【中央・総武線】注目の特別養護老人ホームと介護付有料老人ホーム【まとめ】
評判の高い高齢者施設や老人ホームなど、カテゴリーを問わず高齢者向けの住宅全般を幅広くピックアップし、実際に訪問して詳細にレポートしている「注目施設ウォッチング」シリーズ。
東京都心を東西に貫くJR「中央・総武線」。多摩地域と千葉方面にも延びている路線は多くの人の生活を支えている。新宿駅や東京駅などのターミナル駅だけではなく、吉祥寺駅のような住みたい街として人気の駅も多い。今回は、中央・総武線沿線の特別養護老人ホームと介護付有料老人ホームを紹介する。

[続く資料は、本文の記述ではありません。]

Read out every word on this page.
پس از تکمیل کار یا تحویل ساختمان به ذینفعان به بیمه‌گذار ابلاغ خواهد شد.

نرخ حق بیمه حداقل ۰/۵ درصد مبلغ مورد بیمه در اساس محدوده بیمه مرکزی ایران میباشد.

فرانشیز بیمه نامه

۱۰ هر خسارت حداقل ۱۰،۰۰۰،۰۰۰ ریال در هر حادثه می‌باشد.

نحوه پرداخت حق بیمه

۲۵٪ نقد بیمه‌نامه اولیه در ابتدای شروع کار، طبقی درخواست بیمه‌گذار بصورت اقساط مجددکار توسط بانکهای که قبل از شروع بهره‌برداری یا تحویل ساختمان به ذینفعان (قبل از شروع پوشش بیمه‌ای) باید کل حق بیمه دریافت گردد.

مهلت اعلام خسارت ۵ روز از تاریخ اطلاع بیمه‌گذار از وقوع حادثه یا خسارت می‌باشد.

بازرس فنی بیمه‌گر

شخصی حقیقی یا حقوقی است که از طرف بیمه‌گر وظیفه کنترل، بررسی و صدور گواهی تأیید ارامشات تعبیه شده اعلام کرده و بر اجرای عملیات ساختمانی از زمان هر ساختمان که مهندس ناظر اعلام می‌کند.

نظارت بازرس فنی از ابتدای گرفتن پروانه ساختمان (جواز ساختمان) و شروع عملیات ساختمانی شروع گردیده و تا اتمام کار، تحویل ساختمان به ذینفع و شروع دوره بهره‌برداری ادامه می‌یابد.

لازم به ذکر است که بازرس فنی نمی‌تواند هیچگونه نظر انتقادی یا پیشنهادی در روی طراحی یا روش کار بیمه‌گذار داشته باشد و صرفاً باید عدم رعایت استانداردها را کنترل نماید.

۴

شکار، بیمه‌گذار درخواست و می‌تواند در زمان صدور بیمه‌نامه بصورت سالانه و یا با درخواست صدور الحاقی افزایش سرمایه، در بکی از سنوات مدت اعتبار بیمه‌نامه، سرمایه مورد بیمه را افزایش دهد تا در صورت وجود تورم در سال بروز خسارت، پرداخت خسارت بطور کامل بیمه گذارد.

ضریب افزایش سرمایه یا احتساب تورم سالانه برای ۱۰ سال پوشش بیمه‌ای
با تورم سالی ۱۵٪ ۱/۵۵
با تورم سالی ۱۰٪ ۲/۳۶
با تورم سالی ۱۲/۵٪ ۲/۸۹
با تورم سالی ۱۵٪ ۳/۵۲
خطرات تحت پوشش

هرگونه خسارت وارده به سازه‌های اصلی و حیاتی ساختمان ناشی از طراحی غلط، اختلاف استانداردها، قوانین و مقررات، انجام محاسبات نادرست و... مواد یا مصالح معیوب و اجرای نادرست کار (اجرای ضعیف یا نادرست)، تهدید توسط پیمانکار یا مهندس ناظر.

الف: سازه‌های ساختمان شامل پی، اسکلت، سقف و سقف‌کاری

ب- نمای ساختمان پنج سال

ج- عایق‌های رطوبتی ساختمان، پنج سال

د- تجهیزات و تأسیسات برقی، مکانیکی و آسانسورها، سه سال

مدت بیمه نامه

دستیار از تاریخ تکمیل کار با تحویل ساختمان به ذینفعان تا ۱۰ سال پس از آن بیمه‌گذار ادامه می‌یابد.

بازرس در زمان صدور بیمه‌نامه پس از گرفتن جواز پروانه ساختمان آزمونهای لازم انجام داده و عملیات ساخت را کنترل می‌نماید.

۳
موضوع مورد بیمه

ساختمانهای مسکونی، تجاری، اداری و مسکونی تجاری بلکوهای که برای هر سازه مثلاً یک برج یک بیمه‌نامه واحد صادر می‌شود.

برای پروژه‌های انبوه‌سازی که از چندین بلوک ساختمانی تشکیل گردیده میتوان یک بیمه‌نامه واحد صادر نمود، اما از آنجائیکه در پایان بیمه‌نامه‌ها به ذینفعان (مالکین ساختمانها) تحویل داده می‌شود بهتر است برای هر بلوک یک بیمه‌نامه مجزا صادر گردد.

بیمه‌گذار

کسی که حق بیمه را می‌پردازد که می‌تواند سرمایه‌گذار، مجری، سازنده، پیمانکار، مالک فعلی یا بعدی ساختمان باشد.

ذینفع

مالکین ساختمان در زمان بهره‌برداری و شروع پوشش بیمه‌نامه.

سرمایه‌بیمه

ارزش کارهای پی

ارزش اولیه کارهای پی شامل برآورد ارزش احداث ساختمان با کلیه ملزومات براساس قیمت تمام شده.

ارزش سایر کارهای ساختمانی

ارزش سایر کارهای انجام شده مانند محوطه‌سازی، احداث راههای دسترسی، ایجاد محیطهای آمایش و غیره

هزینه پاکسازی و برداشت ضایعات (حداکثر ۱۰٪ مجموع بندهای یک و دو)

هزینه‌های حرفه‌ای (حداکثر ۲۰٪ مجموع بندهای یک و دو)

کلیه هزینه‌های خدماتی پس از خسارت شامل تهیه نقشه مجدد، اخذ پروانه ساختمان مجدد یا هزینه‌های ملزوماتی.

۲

地域の福祉拠点として子供から高齢者まで集う総合福祉施設「リバービレッジ杉並」
中央線快速や中央・総武線各駅停車、東京メトロ「丸ノ内線」が乗り入れ利便性の高い「荻窪」駅。「リバービレッジ杉並」は荻窪駅からバスで7分ほどの場所に2019年3月にオープンした。こちらの施設は総合福祉施設と謳っている通り、特別養護老人ホーム、ショートステイ、小規模多機能型居宅介護、訪問看護の4つの事業が展開され、さらに同じ施設内でカフェと貸し出しスペースを運営している。
リバービレッジ杉並を運営しているのは社会福祉法人「真光会(しんこうかい)」。昭和54年の法人設立以来、東京都青梅市を中心に地域密着で福祉拠点作りに取り組んできたという。現在は18事業で約400人の職員が働いており、子供やパラリンピック選手を対象としたスポーツ事業、無料学習塾の運営など、地域公益事業にも積極的だ。創始者は元々旅館業を営んでいたが、戦後に困窮している高齢者などの様子を見て、私財を元に社会福祉法人を立ち上げたそうだ。蛇足だが、いずれの宗教法人とも関係性はない。
こちらの施設ではスポーツ教室や様々な学びの場を通じて、子供たちの力を育てる「キッズ元気プロジェクト」を実施しているという。本部のある青梅市で6年ほど前から無料の学習塾やスポーツ教室を運営し、地域の子供たちを明るく元気に育てる活動に取り組んできた。その蓄積を活かして、杉並区でも地域の子供たちを支援している。
カフェと貸し出しスペースは、道路を挟んだ向かいにある緑豊かな妙正寺公園とまるでひと続きになっているかのように建てられている。カフェではコーヒーや紅茶、食事、スイーツが楽しめ、近所の住民の憩いの場になっている。貸し出しスペースは1時間1000円で借りることができ、地域の人や団体がスポーツやサークル活動、催し物、パーソナルトレーニングなどに利用しているそうだ。地域との交流が深まることは中にいる高齢者にとってもメリットがあるという。
杉並区の土地を真光会が借りるかたちで、設立されたリバービレッジ杉並。杉並区の公募で選ばれた提案には、カフェや貸し出しスペース以外の部分の設計にもこだわりがあるという。例えば、こちらの施設の中心部分である特養。10名前後の人数で1つのユニットを形成するユニット方式の場合、見守りのしやすさなどの理由からリビングを取り囲むように居室を配置するのが一般的だが、ここは全く違ったコンセプトの住空間となっている。
居室は入居者が静かな環境で過ごせるように、わざとリビングから離れた場所に作られている。見守りのしやすさという職員目線ではなく、入居者の生活の質を優先させたという。見守りのためにベッドでの様子が分かる眠りスキャンを入れるなど、ICTを活用。ほとんどを間接照明にするなど照明にもこだわり、落ち着いた雰囲気で過ごせるようにしたそうだ。
※眠りスキャン:入居者の睡眠状態や起床、離床などの様子をベッドに敷いたセンサーで把握できる機器
居室のトイレの入り口と壁は広く開放できるので、車椅子での移動や介助を受けやすくなっている。居室から共用部に至るまで、機能性とデザインにこだわっているという。
入居者が快適に過ごすための配慮は共用部のちょっとした所にも。フロアの少し引っ込んだ人目につかないような場所にくつろげるスペースが用意されている。居室以外のゆっくりと過ごせる場所は入居者にも好評だという。
いかがだっただろうか。昭和54年の設立以来、こつこつと積み重ねてきた実績を活かし、地域との交流を建物の設計と運営に組み込んでいるリバービレッジ杉並。杉並発の新しい福祉の拠点に地域が寄せる期待は大きく、満室になっていることが多いようだ。